Sala de Bóvedas, Centro Conde Duque. 16 January–10 February.
Madrid It is not often that the ideas of young architects can be heard. This exhibition presents the work of a group of recent graduates of the Universidad Politécnica de Madrid’s architecture school (ETSAM), carried out in the class conducted by Professor Luis Fernández-Galiano with Francisco Burgos, Alberto Pieltain, Begoña Díaz-Urgorri, and Josean Ruiz Esquíroz.
The Madrid ‘poblados’ were developments designed sixty years ago by young architects who took up the task of building thousands of dwellings to deal with the rush of migration to the city. With that same daring spirit, the new architects of now have drawn up twenty-one projects for regenerating those settlements, working out problems of different scales that range from mobility to ambitious construction proposals. The regeneration schemes increase density and programmatic variety, and features new housing typologies and facilities that will potentially make the city more polycentric and sustainable.

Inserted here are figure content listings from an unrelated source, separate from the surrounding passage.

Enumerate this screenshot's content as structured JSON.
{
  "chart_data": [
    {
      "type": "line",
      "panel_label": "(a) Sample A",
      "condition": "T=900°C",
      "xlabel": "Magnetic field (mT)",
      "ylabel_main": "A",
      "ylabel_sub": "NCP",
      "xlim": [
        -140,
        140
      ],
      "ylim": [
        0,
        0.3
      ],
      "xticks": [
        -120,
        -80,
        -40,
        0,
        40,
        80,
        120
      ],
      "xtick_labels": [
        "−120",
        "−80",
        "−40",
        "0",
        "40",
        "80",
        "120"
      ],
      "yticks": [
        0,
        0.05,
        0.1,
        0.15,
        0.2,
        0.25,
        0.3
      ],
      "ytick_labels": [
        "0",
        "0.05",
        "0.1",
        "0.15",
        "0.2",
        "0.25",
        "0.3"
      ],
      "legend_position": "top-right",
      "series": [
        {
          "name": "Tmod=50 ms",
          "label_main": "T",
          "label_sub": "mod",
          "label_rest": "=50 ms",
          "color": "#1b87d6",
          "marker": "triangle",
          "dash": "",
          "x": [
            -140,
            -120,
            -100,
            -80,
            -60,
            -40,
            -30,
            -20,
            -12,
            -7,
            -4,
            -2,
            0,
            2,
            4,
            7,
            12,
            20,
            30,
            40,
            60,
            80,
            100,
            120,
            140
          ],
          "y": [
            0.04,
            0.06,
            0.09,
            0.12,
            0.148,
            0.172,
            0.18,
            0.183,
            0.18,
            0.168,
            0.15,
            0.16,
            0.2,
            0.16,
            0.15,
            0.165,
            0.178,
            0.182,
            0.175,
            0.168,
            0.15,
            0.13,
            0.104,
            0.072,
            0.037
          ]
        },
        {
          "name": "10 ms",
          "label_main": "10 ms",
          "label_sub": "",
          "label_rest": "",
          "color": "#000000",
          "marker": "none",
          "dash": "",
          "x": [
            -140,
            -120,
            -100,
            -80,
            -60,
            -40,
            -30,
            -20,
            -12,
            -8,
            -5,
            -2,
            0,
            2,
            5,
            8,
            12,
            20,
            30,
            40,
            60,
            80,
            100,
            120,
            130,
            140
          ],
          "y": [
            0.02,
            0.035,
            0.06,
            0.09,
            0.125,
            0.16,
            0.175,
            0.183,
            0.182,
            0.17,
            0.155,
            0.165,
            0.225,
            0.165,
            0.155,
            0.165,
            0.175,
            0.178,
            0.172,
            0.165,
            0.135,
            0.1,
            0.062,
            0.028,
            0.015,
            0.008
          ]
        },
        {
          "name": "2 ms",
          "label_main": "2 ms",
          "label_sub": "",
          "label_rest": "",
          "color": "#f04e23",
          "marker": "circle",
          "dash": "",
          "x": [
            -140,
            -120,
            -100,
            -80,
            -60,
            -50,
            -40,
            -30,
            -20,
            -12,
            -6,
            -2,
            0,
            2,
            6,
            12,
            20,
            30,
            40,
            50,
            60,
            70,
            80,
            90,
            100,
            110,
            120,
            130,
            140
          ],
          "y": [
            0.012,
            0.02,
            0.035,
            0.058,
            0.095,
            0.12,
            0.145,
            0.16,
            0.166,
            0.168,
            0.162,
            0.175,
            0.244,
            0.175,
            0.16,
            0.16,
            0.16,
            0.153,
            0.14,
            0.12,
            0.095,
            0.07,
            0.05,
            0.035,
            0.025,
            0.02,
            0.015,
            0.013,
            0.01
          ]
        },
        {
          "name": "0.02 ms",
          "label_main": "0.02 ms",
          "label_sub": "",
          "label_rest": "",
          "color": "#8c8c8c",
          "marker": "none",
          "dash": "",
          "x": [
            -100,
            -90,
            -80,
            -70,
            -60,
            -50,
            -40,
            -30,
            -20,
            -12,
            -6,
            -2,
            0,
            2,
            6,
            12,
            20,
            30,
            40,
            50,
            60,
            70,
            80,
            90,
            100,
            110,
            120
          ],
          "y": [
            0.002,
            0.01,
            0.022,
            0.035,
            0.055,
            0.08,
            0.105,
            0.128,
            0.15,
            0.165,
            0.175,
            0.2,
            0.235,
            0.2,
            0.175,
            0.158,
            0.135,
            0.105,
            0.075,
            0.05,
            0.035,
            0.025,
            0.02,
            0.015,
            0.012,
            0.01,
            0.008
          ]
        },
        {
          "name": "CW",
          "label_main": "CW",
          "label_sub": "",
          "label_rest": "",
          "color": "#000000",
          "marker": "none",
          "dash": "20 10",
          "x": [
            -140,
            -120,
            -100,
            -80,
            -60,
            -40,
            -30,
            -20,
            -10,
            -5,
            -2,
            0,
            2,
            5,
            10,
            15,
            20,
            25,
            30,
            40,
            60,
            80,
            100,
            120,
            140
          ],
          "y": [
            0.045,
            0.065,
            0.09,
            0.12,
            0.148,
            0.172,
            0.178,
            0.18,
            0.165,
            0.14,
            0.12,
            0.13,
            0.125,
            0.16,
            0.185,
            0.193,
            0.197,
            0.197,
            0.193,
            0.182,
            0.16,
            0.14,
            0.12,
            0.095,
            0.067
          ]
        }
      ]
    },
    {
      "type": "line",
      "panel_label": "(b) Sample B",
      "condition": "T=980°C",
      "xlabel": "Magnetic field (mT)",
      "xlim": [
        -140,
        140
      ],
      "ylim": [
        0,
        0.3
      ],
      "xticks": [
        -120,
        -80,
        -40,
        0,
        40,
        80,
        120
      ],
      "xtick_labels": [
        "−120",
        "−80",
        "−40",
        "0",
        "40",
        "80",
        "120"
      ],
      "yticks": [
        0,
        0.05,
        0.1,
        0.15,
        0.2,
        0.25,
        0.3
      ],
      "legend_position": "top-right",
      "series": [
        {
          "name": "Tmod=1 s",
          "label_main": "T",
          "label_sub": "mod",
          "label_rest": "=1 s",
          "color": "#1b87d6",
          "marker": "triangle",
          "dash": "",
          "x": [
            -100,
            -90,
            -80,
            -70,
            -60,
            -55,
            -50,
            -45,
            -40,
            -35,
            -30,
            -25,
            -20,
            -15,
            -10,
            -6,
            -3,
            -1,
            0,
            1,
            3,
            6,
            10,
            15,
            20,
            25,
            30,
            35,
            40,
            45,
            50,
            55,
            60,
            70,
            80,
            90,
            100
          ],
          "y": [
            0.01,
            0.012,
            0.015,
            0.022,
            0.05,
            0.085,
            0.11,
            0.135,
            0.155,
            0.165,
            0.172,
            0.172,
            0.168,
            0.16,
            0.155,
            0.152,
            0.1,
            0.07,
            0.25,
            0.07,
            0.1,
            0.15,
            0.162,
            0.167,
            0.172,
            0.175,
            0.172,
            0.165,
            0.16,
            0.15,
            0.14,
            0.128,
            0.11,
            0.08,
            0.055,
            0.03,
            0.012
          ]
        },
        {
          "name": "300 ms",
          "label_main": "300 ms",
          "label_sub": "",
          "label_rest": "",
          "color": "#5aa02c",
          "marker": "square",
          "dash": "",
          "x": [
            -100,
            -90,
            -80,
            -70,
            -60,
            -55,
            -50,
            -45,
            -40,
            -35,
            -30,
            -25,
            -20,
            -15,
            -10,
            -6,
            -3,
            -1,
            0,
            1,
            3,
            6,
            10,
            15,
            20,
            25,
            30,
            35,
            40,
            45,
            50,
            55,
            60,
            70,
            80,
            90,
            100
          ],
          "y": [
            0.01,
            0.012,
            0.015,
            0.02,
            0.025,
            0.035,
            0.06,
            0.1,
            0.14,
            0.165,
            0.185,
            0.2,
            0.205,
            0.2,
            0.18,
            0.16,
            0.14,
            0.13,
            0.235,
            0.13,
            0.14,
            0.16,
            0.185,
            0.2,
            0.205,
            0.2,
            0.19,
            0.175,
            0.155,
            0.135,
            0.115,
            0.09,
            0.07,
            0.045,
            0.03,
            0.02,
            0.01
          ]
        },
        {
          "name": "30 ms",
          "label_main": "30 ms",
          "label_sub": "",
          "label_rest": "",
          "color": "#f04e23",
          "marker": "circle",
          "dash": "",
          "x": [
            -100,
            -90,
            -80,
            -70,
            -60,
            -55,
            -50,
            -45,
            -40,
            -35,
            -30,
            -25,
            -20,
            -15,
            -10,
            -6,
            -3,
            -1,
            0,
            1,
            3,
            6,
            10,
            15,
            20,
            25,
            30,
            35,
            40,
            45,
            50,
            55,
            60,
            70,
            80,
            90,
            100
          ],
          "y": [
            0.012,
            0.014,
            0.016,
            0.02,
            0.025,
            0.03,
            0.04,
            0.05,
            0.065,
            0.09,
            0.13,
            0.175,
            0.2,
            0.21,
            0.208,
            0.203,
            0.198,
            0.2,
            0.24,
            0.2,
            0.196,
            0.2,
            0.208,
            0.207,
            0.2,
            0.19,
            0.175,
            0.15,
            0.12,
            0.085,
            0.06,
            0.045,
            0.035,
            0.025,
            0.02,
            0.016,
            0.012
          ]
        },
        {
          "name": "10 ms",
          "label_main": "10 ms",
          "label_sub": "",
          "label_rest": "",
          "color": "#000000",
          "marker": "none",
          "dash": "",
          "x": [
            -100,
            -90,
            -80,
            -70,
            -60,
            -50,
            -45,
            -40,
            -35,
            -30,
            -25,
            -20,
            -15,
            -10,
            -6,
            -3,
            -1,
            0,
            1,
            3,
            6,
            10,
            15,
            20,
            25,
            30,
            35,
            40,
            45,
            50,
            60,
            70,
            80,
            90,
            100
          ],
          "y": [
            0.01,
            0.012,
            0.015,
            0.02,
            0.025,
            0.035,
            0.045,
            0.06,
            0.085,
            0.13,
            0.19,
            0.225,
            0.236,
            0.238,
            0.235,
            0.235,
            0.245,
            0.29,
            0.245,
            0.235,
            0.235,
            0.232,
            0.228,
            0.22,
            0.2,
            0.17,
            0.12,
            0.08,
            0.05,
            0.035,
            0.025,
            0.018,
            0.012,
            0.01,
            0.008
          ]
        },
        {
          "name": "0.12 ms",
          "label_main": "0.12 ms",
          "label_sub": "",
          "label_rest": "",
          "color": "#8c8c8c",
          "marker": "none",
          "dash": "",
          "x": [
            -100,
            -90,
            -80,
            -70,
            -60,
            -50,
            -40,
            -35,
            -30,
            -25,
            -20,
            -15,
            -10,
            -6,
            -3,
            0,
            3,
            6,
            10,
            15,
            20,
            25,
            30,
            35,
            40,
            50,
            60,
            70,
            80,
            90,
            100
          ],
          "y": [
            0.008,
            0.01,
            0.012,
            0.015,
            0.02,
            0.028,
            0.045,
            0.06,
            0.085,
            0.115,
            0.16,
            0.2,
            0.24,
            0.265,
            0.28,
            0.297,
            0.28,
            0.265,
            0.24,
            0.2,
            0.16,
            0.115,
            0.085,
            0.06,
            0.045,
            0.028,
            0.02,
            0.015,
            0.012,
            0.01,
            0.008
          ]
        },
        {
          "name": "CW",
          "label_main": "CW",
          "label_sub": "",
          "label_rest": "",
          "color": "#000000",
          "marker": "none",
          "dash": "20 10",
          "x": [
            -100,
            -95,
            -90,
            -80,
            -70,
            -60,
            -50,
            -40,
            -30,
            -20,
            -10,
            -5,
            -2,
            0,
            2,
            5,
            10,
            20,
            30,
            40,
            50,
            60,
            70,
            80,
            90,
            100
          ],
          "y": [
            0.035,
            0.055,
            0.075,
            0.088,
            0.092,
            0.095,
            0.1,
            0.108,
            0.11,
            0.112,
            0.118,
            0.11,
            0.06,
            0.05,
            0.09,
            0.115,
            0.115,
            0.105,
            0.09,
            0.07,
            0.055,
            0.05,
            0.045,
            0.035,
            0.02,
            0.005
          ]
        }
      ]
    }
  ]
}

Both the show and the accompanying catalog are characterized by a Spartan austerity, in accordance with the strict conditions under which the ‘poblados’ were erected. Besides the projects on display, the publication presents the lectures that the students received during the course. Architecture is also spoken, and the prefatory title of the exhibition is the title of the course: De qué hablamos cuando hablamos de arquitectura (What we talk about when we talk about architecture). The guests include figures like Norman Foster, Renzo Piano, Jacques Herzog, and Peter Eisenman, aside from authors of the ‘poblados’ who are still living, such as Antonio Vázquez de Castro and Eduardo Mangada.
Upholding reuse of the existing city, the model of expansive growth is essentially re-pursued, materialized, as it is, with magnificent schemes in the ‘poblados.’ And as the international guests pointed out, it is not a local problem. The urban periphery is perhaps the most important challenge that architects will have to address in the next fifty years.